By: Scott Redler

The European Union’s answer to irresponsible behavior from its members? Give a new life line. Solve debt with debt. Well, spoiled children always grow up dysfunctional.

Rewarding nations for overspending and underdelivering is a dangerous precedent. European officials are employing the same strategy as the U.S to deal with excessive spending. Rather than dealing with troubled companies, as was the case in the United States, the Euro-Tarp is being forced to save COUNTRIES that can no longer pay their bills. Indtead of being threatened with the collapse of financial institutions, Europe was faced with the prospect of a crumbling continent.

“Euro-Tarp” gives money to countries that have disregarded basic economic principles. In short, it rewards bad behavior, which is the last thing any policy should do. The people in these European nations want to retire before 55, get two months bonus, and receive guaranteed percent increases each year on their pension. The Greeks are rioting in the streets because they think it would be unfair if those figures got changed. Greece is the first, but not the last, country to get aid. It was bailed out for having a budget deficit equal to nearly 13% of its GDP, and debt–to–GDP ratio of 113%! Portugal, Ireland, Italy and Spain are in similar trouble, and most of the rest of the 15 countries that use the Euro are only slightly better off. This fiasco spells huge trouble to me. The systems are broken and band-aids will only temporarily stop the bleeding, not fix the patient. Europe needs major reconstructive surgery.

That trillion dollars going to these troubled governments and spoiled individuals will no longer be available to the successful individuals or firms that deserve it. The ones that played by the rules will find loans more expensive, capital for growth harder to come by, and taxes higher. Greece’s long term borrowing costs plunged from 12.4% to 6.5%, and Germany, which provided the bulk of the bailout funding, saw its rates rise. It was the same way when I recently refinanced my home. I got a higher rate from my bank than my neighbor who hasn’t paid his mortgage for 6 months and qualified for a “modification”. How is that fair? But this is how moral hazard works: By bank-rolling irresponsible governments and firms, a new generation will learn that virtuous behavior will be punished and bad behavior rewarded.

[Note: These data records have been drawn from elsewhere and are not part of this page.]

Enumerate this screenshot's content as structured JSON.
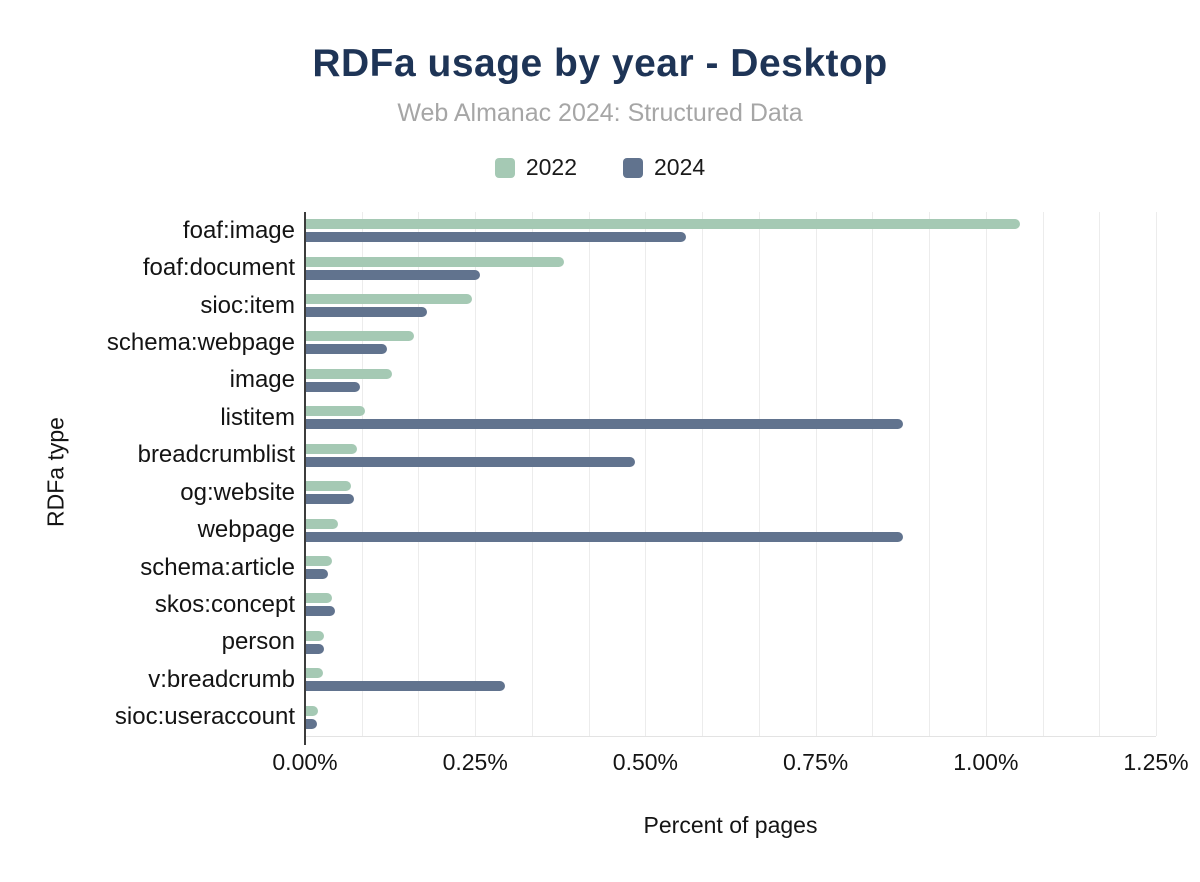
{
  "chart_data": {
    "type": "bar",
    "orientation": "horizontal",
    "title": "RDFa usage by year - Desktop",
    "subtitle": "Web Almanac 2024: Structured Data",
    "xlabel": "Percent of pages",
    "ylabel": "RDFa type",
    "xlim": [
      0,
      1.25
    ],
    "x_unit": "%",
    "grid": true,
    "minor_gridline_step": 0.0833333,
    "legend_position": "top",
    "xticks": [
      {
        "value": 0.0,
        "label": "0.00%"
      },
      {
        "value": 0.25,
        "label": "0.25%"
      },
      {
        "value": 0.5,
        "label": "0.50%"
      },
      {
        "value": 0.75,
        "label": "0.75%"
      },
      {
        "value": 1.0,
        "label": "1.00%"
      },
      {
        "value": 1.25,
        "label": "1.25%"
      }
    ],
    "categories": [
      "foaf:image",
      "foaf:document",
      "sioc:item",
      "schema:webpage",
      "image",
      "listitem",
      "breadcrumblist",
      "og:website",
      "webpage",
      "schema:article",
      "skos:concept",
      "person",
      "v:breadcrumb",
      "sioc:useraccount"
    ],
    "series": [
      {
        "name": "2022",
        "color": "#a5c9b4",
        "values": [
          1.05,
          0.38,
          0.245,
          0.16,
          0.128,
          0.088,
          0.077,
          0.068,
          0.048,
          0.039,
          0.04,
          0.028,
          0.027,
          0.019
        ]
      },
      {
        "name": "2024",
        "color": "#61738e",
        "values": [
          0.56,
          0.257,
          0.179,
          0.12,
          0.081,
          0.878,
          0.485,
          0.072,
          0.878,
          0.034,
          0.044,
          0.028,
          0.294,
          0.018
        ]
      }
    ]
  },
  "colors": {
    "series_2022": "#a5c9b4",
    "series_2024": "#61738e",
    "title": "#1e3456",
    "subtitle": "#a6a6a6",
    "axis_line": "#3c3c3c",
    "gridline": "#ececec"
  }
}
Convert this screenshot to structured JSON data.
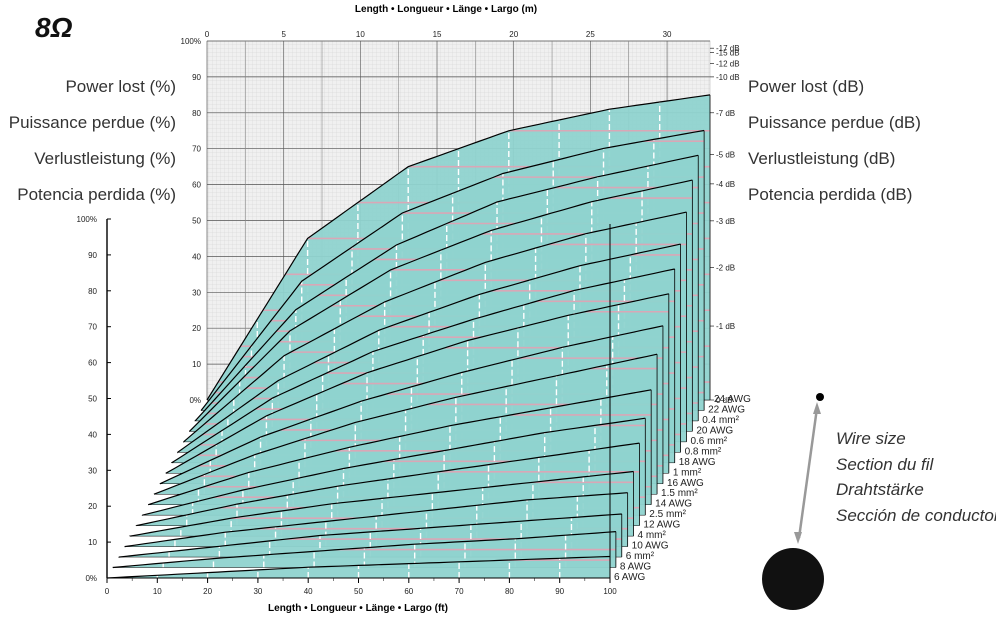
{
  "impedance_title": "8Ω",
  "left_labels": [
    "Power lost (%)",
    "Puissance perdue (%)",
    "Verlustleistung (%)",
    "Potencia perdida (%)"
  ],
  "right_labels": [
    "Power lost (dB)",
    "Puissance perdue (dB)",
    "Verlustleistung (dB)",
    "Potencia perdida (dB)"
  ],
  "wire_size_labels": [
    "Wire size",
    "Section du fil",
    "Drahtstärke",
    "Sección de conductor"
  ],
  "chart_data": {
    "type": "area",
    "title": "",
    "xlabel": "Length • Longueur • Länge • Largo (ft)",
    "x2label": "Length • Longueur • Länge • Largo (m)",
    "ylabel": "",
    "xlim": [
      0,
      100
    ],
    "x2lim": [
      0,
      30
    ],
    "ylim": [
      0,
      100
    ],
    "x_ticks": [
      "0",
      "10",
      "20",
      "30",
      "40",
      "50",
      "60",
      "70",
      "80",
      "90",
      "100"
    ],
    "x2_ticks": [
      "0",
      "5",
      "10",
      "15",
      "20",
      "25",
      "30"
    ],
    "y_ticks": [
      "0%",
      "10",
      "20",
      "30",
      "40",
      "50",
      "60",
      "70",
      "80",
      "90",
      "100%"
    ],
    "back_y_ticks": [
      "0%",
      "10",
      "20",
      "30",
      "40",
      "50",
      "60",
      "70",
      "80",
      "90",
      "100%"
    ],
    "db_ticks": [
      {
        "label": "0 dB",
        "pct": 0
      },
      {
        "label": "-1 dB",
        "pct": 20.6
      },
      {
        "label": "-2 dB",
        "pct": 36.9
      },
      {
        "label": "-3 dB",
        "pct": 49.9
      },
      {
        "label": "-4 dB",
        "pct": 60.2
      },
      {
        "label": "-5 dB",
        "pct": 68.4
      },
      {
        "label": "-7 dB",
        "pct": 80.0
      },
      {
        "label": "-10 dB",
        "pct": 90.0
      },
      {
        "label": "-12 dB",
        "pct": 93.7
      },
      {
        "label": "-15 dB",
        "pct": 96.8
      },
      {
        "label": "-17 dB",
        "pct": 98.0
      }
    ],
    "x": [
      0,
      20,
      40,
      60,
      80,
      100
    ],
    "series": [
      {
        "name": "24 AWG",
        "values": [
          0,
          45,
          65,
          75,
          81,
          85
        ]
      },
      {
        "name": "22 AWG",
        "values": [
          0,
          36,
          55,
          66,
          73,
          78
        ]
      },
      {
        "name": "0.4 mm²",
        "values": [
          0,
          31,
          49,
          61,
          68,
          74
        ]
      },
      {
        "name": "20 AWG",
        "values": [
          0,
          28,
          45,
          56,
          64,
          70
        ]
      },
      {
        "name": "0.6 mm²",
        "values": [
          0,
          24,
          39,
          50,
          58,
          64
        ]
      },
      {
        "name": "0.8 mm²",
        "values": [
          0,
          20,
          34,
          44,
          52,
          58
        ]
      },
      {
        "name": "18 AWG",
        "values": [
          0,
          18,
          31,
          40,
          48,
          54
        ]
      },
      {
        "name": "1 mm²",
        "values": [
          0,
          16,
          28,
          37,
          44,
          50
        ]
      },
      {
        "name": "16 AWG",
        "values": [
          0,
          13,
          23,
          31,
          38,
          44
        ]
      },
      {
        "name": "1.5 mm²",
        "values": [
          0,
          11,
          20,
          27,
          33,
          39
        ]
      },
      {
        "name": "14 AWG",
        "values": [
          0,
          9,
          16,
          22,
          27,
          32
        ]
      },
      {
        "name": "2.5 mm²",
        "values": [
          0,
          7,
          13,
          18,
          23,
          27
        ]
      },
      {
        "name": "12 AWG",
        "values": [
          0,
          6,
          11,
          15,
          19,
          23
        ]
      },
      {
        "name": "4 mm²",
        "values": [
          0,
          5,
          9,
          12,
          15,
          18
        ]
      },
      {
        "name": "10 AWG",
        "values": [
          0,
          4,
          7,
          10,
          13,
          15
        ]
      },
      {
        "name": "6 mm²",
        "values": [
          0,
          3,
          6,
          8,
          10,
          12
        ]
      },
      {
        "name": "8 AWG",
        "values": [
          0,
          2.5,
          4.5,
          6.5,
          8,
          10
        ]
      },
      {
        "name": "6 AWG",
        "values": [
          0,
          1.5,
          3,
          4,
          5,
          6
        ]
      }
    ],
    "grid": true,
    "colors": {
      "fill": "#8fd3cf",
      "stripe": "#d9a7b6",
      "edge": "#000000",
      "back_grid": "#ececec"
    }
  }
}
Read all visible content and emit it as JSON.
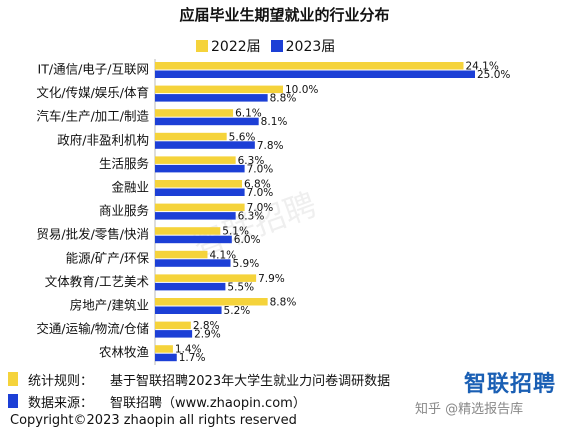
{
  "chart_data": {
    "type": "bar",
    "orientation": "horizontal",
    "title": "应届毕业生期望就业的行业分布",
    "categories": [
      "IT/通信/电子/互联网",
      "文化/传媒/娱乐/体育",
      "汽车/生产/加工/制造",
      "政府/非盈利机构",
      "生活服务",
      "金融业",
      "商业服务",
      "贸易/批发/零售/快消",
      "能源/矿产/环保",
      "文体教育/工艺美术",
      "房地产/建筑业",
      "交通/运输/物流/仓储",
      "农林牧渔"
    ],
    "series": [
      {
        "name": "2022届",
        "color": "#f5d33b",
        "values": [
          24.1,
          10.0,
          6.1,
          5.6,
          6.3,
          6.8,
          7.0,
          5.1,
          4.1,
          7.9,
          8.8,
          2.8,
          1.4
        ],
        "labels": [
          "24.1%",
          "10.0%",
          "6.1%",
          "5.6%",
          "6.3%",
          "6.8%",
          "7.0%",
          "5.1%",
          "4.1%",
          "7.9%",
          "8.8%",
          "2.8%",
          "1.4%"
        ]
      },
      {
        "name": "2023届",
        "color": "#1c3fd6",
        "values": [
          25.0,
          8.8,
          8.1,
          7.8,
          7.0,
          7.0,
          6.3,
          6.0,
          5.9,
          5.5,
          5.2,
          2.9,
          1.7
        ],
        "labels": [
          "25.0%",
          "8.8%",
          "8.1%",
          "7.8%",
          "7.0%",
          "7.0%",
          "6.3%",
          "6.0%",
          "5.9%",
          "5.5%",
          "5.2%",
          "2.9%",
          "1.7%"
        ]
      }
    ],
    "xlim": [
      0,
      25
    ],
    "grid": false,
    "legend": "top"
  },
  "notes": [
    {
      "label": "统计规则：",
      "text": "基于智联招聘2023年大学生就业力问卷调研数据",
      "color": "#f5d33b"
    },
    {
      "label": "数据来源：",
      "text": "智联招聘（www.zhaopin.com）",
      "color": "#1c3fd6"
    }
  ],
  "copyright": "Copyright©2023 zhaopin all rights reserved",
  "logo": "智联招聘",
  "watermarks": {
    "center": "智联招聘",
    "platform": "知乎 @精选报告库"
  }
}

The way out of this is make countries balance their books. Tough austerity measures are required if we want to fix the broken systems, rather than dump off our problems onto the next generation. Face today’s problems today. Once again allow the private sector to drive growth and innovation by slashing taxes and keeping borrowing costs low for those who deserve it. Put an end to the bureaucratic entitlements built into legislation and fix the broken, bloated state pension system that could turn into our next major problem.

I’m just a technical analyst, but accountability and common sense needs to be restored to our world. If we continue down this dangerous path, I fear for the next generation.